The Edward Alexander Bouchet Graduate Honor Society was established through a partnership between Yale University and Howard University in order to recognize the life and academic contributions of Edward Alexander Bouchet. Bouchet was the first African American to earn a doctoral degree from an American university; he earned his doctorate in Physics from Yale University in 1876.

Edward Bouchet was born in New Haven, Connecticut on September 15, 1852. He was the son of William Frances and Susan (Cooley) Bouchet. William Bouchet migrated to New Haven from South Charleston, South Carolina in 1824 as the valet of the father of Judge A. Heaton Robinson of New Haven. The senior Bouchet was said to have been prominent in New Haven’s Black community, serving as deacon of the Temple Street Church, the oldest Black church in the city. Edward Bouchet attended the New Haven High School (1866 to 1868) and graduated from Hopkins Grammar School (1870) as valedictorian of his class.

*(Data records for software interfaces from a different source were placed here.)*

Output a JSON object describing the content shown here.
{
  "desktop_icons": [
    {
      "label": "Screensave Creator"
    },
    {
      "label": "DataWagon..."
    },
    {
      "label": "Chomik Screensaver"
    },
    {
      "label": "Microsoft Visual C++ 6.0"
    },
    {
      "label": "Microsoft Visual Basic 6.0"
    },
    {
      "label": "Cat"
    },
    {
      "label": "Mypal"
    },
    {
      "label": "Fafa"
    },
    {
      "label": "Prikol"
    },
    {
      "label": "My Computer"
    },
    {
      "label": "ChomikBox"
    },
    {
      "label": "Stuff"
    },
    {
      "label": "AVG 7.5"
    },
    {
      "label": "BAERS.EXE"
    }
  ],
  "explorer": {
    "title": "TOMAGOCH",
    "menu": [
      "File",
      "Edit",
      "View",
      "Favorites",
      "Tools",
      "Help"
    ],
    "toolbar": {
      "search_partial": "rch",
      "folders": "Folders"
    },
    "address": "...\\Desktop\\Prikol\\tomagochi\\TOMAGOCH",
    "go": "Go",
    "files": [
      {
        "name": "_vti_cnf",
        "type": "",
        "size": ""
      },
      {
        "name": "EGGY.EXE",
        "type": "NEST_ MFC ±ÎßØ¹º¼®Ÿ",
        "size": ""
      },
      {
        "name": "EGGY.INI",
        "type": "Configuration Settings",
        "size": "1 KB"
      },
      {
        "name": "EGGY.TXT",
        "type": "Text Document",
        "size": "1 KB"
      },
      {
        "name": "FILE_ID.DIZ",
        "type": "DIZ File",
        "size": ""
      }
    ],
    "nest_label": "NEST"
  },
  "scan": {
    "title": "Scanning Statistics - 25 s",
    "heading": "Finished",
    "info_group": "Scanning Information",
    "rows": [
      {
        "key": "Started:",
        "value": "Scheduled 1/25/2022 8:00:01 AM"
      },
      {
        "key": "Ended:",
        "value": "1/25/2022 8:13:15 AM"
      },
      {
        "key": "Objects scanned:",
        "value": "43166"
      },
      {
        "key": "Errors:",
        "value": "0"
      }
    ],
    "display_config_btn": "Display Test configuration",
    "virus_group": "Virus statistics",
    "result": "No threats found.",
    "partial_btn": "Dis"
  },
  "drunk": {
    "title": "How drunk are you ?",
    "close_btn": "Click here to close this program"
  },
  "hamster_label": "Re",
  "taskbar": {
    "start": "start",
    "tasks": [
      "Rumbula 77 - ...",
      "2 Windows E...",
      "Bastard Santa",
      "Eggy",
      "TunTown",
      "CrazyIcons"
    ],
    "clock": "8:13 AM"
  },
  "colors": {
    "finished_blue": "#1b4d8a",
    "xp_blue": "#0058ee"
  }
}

Bouchet entered Yale College in 1870 and was the first African American to graduate Yale College in 1874. On the basis of his academic record he was elected to the Phi Beta Kappa Society.

Although Bouchet was elected to Phi Beta Kappa along with other members of the Yale class of 1874, the election did not take place until 1884, when the Yale chapter was reorganized after thirteen years of inactivity. Because of the circumstances, Bouchet was not the first African American elected to Phi Beta Kappa as many historical accounts state, that honor belongs to George Washington Henderson (University of Vermont) who was elected in 1877.

Bouchet continued the study of physics as a graduate student at Yale, where he earned his Ph.D. in 1876.

Upon graduation with his doctoral degree from Yale, Bouchet taught chemistry and physics for twenty-six years at the Institute for Colored Youth in Philadelphia. The Institute was a Quaker institution that had earned a reputation for high academic standards since its founding in 1837. Bouchet resigned in 1902 when the Institute’s college preparatory program was discontinued “at the height of the DuBois-Washington controversy over industrial vs. collegiate education.” The school moved to Cheney, Pennsylvania as a vocational and teacher-training school; the name was changed in later years to Cheney State College. From 1902 to 1903, Bouchet served as a science teacher at Sumner High School in St. Louis, Missouri in their college preparatory program. From 1903 to 1904 he served as business manager of the Provident Hospital in St. Louis and U.S. Inspector of Customs at the Louisiana Purchase Expedition (1904 to 1905).

Between 1905 and 1908, Bouchet was director of academics at St. Paul’s Normal and Industrial School in Lawrenceville, Virginia (later renamed, St. Paul’s College). In 1908 he was appointed principal of the Lincoln High School, Gallipolis, Ohio, until 1913, when he joined the faculty of Bishop College in Marshall, Texas. Bouchet retired from college teaching in 1916 due to illness, when he returned to New Haven.